There is no definitive date on when the 25-year-old Song might be able to join the Phillies.

Song was picked from the Boston Red Sox system in the draft for unprotected minor league players. Philadelphia put him on the military list while he continues his active duty and he won’t count on the 40-man roster, the pool from which major league teams can select players for the 26-man active roster.

Song impressed in his only pro season, making seven starts for Boston’s Class A Lowell affiliate in 2019, with a 1.06 ERA and 19 strikeouts in 17 innings. With a fastball clocked in the upper 90s mph, the right-hander dominated that year as a senior at the U.S. Naval Academy, going 11-1 with a 1.44 ERA and 161 strikeouts in 94 innings.

The Red Sox drafted Song in the fourth round – he likely would’ve gone much higher, but his impending military service caused teams to back off.

In November 2019, Defense Secretary Mark Esper signed a memo clearing the way for athletes at the nation’s military academies to delay their service commitments and play pro sports after graduation. Song’s request to have those new rules retroactively applied to his case was denied.

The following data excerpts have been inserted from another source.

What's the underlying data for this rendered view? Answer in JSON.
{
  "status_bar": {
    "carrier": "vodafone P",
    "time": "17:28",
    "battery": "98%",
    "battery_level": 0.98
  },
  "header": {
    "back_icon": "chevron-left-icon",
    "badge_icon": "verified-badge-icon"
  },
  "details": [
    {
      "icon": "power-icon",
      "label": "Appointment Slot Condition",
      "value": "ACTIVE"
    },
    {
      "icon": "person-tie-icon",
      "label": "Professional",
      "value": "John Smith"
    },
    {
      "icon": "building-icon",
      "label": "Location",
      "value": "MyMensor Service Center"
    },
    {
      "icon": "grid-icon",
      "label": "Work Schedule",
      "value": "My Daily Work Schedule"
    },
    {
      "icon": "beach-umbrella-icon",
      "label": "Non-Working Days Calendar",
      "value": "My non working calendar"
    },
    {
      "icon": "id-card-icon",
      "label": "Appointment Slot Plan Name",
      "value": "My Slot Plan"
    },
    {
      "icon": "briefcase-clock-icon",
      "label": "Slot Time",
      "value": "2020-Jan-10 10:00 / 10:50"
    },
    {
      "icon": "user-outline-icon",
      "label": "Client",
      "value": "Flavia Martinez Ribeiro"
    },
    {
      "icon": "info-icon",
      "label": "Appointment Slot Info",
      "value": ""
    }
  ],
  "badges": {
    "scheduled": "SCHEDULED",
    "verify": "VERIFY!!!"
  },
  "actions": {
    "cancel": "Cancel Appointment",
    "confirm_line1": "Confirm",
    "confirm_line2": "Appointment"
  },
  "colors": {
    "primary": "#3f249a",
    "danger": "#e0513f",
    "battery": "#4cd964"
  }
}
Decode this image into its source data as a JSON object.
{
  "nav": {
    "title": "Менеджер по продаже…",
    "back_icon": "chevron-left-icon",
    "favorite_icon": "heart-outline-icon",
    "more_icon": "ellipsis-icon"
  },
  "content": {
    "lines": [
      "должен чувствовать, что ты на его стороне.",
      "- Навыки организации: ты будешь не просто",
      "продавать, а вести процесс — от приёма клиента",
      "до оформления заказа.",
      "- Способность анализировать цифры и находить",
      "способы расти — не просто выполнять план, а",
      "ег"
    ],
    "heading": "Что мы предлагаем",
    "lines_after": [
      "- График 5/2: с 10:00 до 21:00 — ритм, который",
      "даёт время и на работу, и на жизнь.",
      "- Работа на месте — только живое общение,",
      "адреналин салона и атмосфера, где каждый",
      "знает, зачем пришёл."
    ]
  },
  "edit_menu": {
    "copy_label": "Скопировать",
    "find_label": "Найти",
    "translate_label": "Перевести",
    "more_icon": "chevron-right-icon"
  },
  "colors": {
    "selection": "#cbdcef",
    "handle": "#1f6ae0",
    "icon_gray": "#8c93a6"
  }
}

Song began school as a flight officer in the summer of 2020 and finished that phase last April. He started additional aviation training in May.

Song was among the 15 players, including three Boston pitchers, taken in the big league phase of the Rule 5 draft, which wasn’t held last year because of the MLB lockout.

Washington took righty Thad Ward from Boston’s Triple-A roster with the first pick. Baltimore took Red Sox minor league pitcher Andrew Politi with the ninth choice and the Phillies chose Song with the 11th selection.

Teams pay $100,000 to take players in the major league portion of the Rule 5 draft. The players must stay on the big league roster next season or go on waivers and, if unclaimed, be offered back to their original organization for $50,000.